= Mendel Balberyszski =

Mendel Balberyszski (October 5, 1894 in Vilnius – November 19, 1966 in Melbourne) was a Lithuanian Jew, Polish politician and survivor of the Holocaust in Lithuania. He is chiefly known today as the biographer of the destruction of the Vilna Ghetto in his book Stronger Than Iron – The Destruction of Vilna Jewry 1941-1945: An Eyewitness Account. It is the account of life and organization in the Small Ghetto from its day of formation until its liquidation, it is also the only complete historical record of the fate of the Jewish population of Vilna from the day of the arrival of the Germans, through the two Ghettos, the concentration camps in Estonia until the liberation of the surviving 84 Jews by the Soviet Army.

==Biography==
He was a Yiddish orator and a member of the editorial staff of the Vilnius Yiddish newspaper Der Tog. He became a leading member of the Jewish Democratic Party, the Folkspartei. In these capacities he was a fervent advocate of the right of the Jewish community to cultural autonomy.

In 1925, Łódź he founded The Jewish Artisans and Small Business Association and became president of one of the largest Jewish charity organizations the Noten Lekhem.

Later in 1939 he became one of the leaders of the Polish Democratic Party, one of the three major political parties in pre-war Poland.

With the outbreak of the Second World War, he escaped from German-occupied Poland to return to his native Vilnius.

In June 1941, Germany occupied Lithuania. Soon after the Jews of Vilnius were herded into two ghettos. He became a member of the Advisory Council that was responsible for the administration of the small ghetto. After the liquidation of the small ghetto, he became an important figure in the large Vilna ghetto where he opposed the Judenrat's policy of co-operating with the Germans in the deportations of Jews.

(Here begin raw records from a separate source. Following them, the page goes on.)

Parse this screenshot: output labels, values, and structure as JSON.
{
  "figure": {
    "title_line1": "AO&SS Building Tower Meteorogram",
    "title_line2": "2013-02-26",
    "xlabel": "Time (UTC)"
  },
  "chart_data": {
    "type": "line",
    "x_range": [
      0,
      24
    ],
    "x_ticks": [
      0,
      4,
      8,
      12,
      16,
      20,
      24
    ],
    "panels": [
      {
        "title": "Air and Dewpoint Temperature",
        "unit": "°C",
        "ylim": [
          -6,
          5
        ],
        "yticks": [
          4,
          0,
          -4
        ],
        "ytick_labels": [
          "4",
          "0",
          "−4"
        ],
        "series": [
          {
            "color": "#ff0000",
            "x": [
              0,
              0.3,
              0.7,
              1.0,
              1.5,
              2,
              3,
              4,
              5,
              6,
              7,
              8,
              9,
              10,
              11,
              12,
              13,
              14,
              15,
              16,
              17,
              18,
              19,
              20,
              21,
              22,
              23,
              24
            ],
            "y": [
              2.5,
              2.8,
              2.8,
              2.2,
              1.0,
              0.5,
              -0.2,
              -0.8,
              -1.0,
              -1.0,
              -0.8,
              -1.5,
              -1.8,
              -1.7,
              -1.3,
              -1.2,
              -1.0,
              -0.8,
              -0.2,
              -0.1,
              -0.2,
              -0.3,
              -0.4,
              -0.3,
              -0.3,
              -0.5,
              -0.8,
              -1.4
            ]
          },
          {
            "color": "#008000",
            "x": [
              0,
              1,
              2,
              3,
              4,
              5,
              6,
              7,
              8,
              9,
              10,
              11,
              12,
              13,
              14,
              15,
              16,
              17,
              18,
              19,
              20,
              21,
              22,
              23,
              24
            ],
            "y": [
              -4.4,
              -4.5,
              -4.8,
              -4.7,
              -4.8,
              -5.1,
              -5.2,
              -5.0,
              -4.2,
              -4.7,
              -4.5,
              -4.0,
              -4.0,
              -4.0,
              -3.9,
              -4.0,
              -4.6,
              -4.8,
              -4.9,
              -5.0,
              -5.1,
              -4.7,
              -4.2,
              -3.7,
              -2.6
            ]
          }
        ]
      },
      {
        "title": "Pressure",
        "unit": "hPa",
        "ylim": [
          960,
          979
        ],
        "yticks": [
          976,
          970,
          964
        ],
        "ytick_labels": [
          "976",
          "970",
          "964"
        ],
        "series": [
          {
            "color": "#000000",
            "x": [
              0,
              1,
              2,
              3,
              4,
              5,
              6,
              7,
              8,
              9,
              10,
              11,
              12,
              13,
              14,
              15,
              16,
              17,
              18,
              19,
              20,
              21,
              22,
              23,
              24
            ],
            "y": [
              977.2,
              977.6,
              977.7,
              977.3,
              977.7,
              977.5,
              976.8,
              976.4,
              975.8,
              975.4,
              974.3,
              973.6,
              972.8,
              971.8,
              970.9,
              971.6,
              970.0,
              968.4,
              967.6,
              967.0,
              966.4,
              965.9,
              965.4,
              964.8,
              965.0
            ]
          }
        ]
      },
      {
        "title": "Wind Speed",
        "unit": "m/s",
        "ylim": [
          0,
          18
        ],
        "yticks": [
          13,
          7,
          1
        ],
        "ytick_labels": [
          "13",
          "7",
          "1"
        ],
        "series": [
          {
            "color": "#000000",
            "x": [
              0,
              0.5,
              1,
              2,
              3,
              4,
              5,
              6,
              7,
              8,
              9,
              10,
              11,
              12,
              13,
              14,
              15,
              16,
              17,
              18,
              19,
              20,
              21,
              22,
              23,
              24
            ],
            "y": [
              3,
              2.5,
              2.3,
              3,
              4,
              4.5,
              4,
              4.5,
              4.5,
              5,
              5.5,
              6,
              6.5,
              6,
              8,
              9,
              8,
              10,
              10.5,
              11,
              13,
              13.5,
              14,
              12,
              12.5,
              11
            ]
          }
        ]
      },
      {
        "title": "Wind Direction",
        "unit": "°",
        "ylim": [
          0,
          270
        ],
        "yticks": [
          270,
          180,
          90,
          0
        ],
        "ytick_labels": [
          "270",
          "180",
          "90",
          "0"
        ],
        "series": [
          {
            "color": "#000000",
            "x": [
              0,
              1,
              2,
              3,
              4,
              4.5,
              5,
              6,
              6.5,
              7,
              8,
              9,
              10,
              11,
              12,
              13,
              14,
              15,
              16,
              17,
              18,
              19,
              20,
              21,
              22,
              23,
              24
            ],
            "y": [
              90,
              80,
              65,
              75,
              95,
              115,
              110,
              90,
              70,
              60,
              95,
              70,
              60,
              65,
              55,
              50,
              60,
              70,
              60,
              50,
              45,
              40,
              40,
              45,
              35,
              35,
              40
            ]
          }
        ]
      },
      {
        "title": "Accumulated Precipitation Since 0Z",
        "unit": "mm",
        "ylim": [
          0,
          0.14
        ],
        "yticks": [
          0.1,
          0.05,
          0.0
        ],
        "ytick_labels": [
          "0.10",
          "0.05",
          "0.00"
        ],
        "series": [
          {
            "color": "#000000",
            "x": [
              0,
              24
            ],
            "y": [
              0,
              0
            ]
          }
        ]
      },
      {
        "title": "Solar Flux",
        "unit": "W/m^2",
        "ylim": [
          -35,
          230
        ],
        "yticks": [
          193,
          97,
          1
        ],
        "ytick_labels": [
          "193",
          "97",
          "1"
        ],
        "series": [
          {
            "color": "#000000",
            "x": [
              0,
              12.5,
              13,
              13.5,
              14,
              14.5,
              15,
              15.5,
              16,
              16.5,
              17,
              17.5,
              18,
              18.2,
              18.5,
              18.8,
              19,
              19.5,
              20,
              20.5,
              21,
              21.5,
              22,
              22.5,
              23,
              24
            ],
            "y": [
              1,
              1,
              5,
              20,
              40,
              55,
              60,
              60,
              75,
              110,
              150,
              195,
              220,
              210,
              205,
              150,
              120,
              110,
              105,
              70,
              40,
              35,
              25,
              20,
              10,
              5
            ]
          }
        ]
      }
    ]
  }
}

After the war, he emigrated to Australia where he returned to active Jewish communal activities, founding the Association of Partisans and Camp Survivors of which he became the President. He was also President of the Carlton Hebrew Congregation, an official of the Jewish Community Council of Victoria, a contributor to the Jewish press and a sought after guest lecturer. The Balberyszski Jewish Bookstore which he acquired and expanded in the early 1950s became the focal point for the Yiddish speaking intellectuals and a communal landmark.